# At Last



## Plum (May 4, 2006)

Well, the fish project is moving along nicely now.

I have the 960 up and running, though have run into some issues with my 450 Gallon sump...... it has given me a headache with a slow leak for about 30 days now... The wife is not pleased!!

Along with my original plan, I started construction on some of the plywood ponds, having already completed a tier system with a 600 Gallon pond on the bottom, and 300 Gallon on the top.

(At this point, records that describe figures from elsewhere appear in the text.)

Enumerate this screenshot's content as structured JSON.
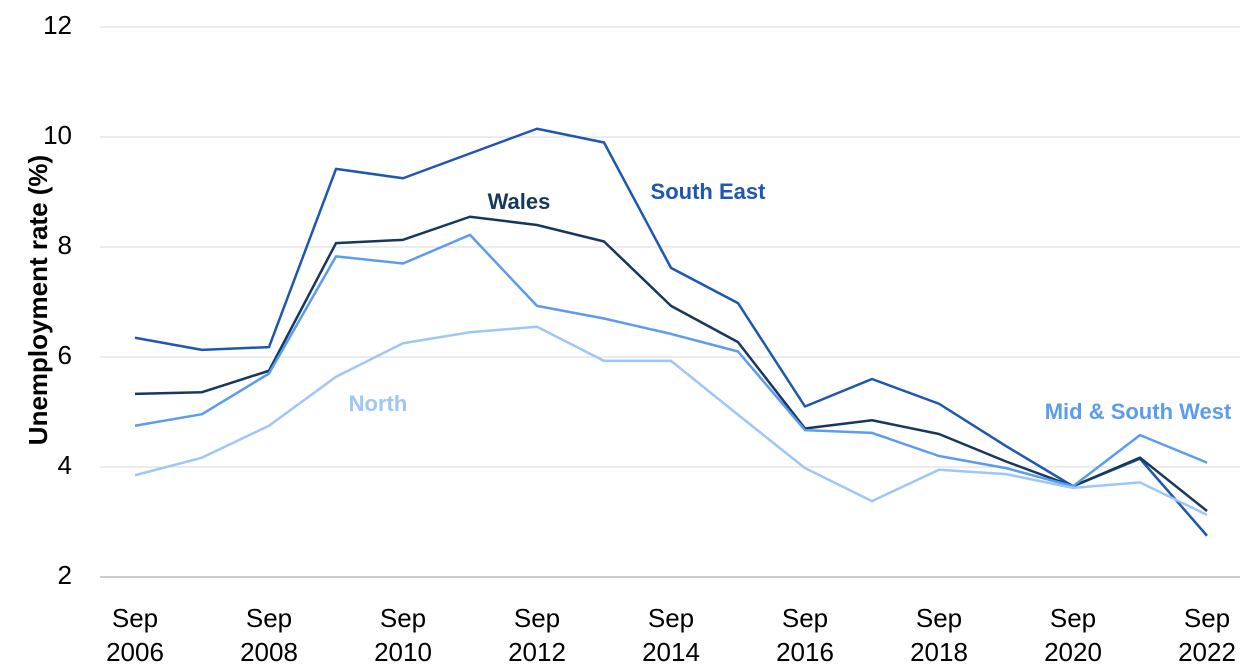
{
  "chart_data": {
    "type": "line",
    "y_label": "Unemployment rate (%)",
    "categories": [
      "Sep 2006",
      null,
      "Sep 2008",
      null,
      "Sep 2010",
      null,
      "Sep 2012",
      null,
      "Sep 2014",
      null,
      "Sep 2016",
      null,
      "Sep 2018",
      null,
      "Sep 2020",
      null,
      "Sep 2022"
    ],
    "series": [
      {
        "name": "South East",
        "color": "#1d57b0",
        "values": [
          6.35,
          6.13,
          6.18,
          9.42,
          9.25,
          9.7,
          10.15,
          9.9,
          7.62,
          6.98,
          5.1,
          5.6,
          5.15,
          4.38,
          3.65,
          4.15,
          2.75
        ]
      },
      {
        "name": "Wales",
        "color": "#17375e",
        "values": [
          5.33,
          5.36,
          5.75,
          8.07,
          8.13,
          8.55,
          8.4,
          8.1,
          6.93,
          6.27,
          4.7,
          4.85,
          4.6,
          4.1,
          3.65,
          4.17,
          3.2
        ]
      },
      {
        "name": "Mid & South West",
        "color": "#5b9cf0",
        "values": [
          4.75,
          4.96,
          5.7,
          7.83,
          7.7,
          8.22,
          6.93,
          6.7,
          6.42,
          6.1,
          4.67,
          4.62,
          4.2,
          3.98,
          3.65,
          4.58,
          4.08
        ]
      },
      {
        "name": "North",
        "color": "#9fc6f6",
        "values": [
          3.85,
          4.17,
          4.75,
          5.64,
          6.25,
          6.45,
          6.55,
          5.93,
          5.93,
          4.95,
          3.98,
          3.38,
          3.95,
          3.87,
          3.62,
          3.72,
          3.13
        ]
      }
    ],
    "ylim": [
      2,
      12
    ],
    "yticks": [
      2,
      4,
      6,
      8,
      10,
      12
    ],
    "grid": true
  }
}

Here's a video i took of the 960 just getting up and running -






Need better looking fish though....


----------



## Guest (Sep 2, 2010)

No video showing Plum


----------



## Plum (May 4, 2006)

I must be getting old....

have no idea how to get it directly on the site!!


----------



## Lifer374 (Dec 5, 2003)

Plum said:


> Need better looking fish though....


Gotta agree with you on that one.







Good job!






The "Insert Media" tab above. Just copy and paste the URL in there while your typing a post.


----------



## cmulawka (Dec 11, 2007)

Ha Having a big tank it is actually manditory you swim in it....


----------



## His Majesty (Apr 5, 2005)

960g tank? thats big. is it going to be another piranha tank or something more exotic?

look forward to seeing it develop. keep us posted


----------



## Soul Assassin (Nov 21, 2006)

any updates?


----------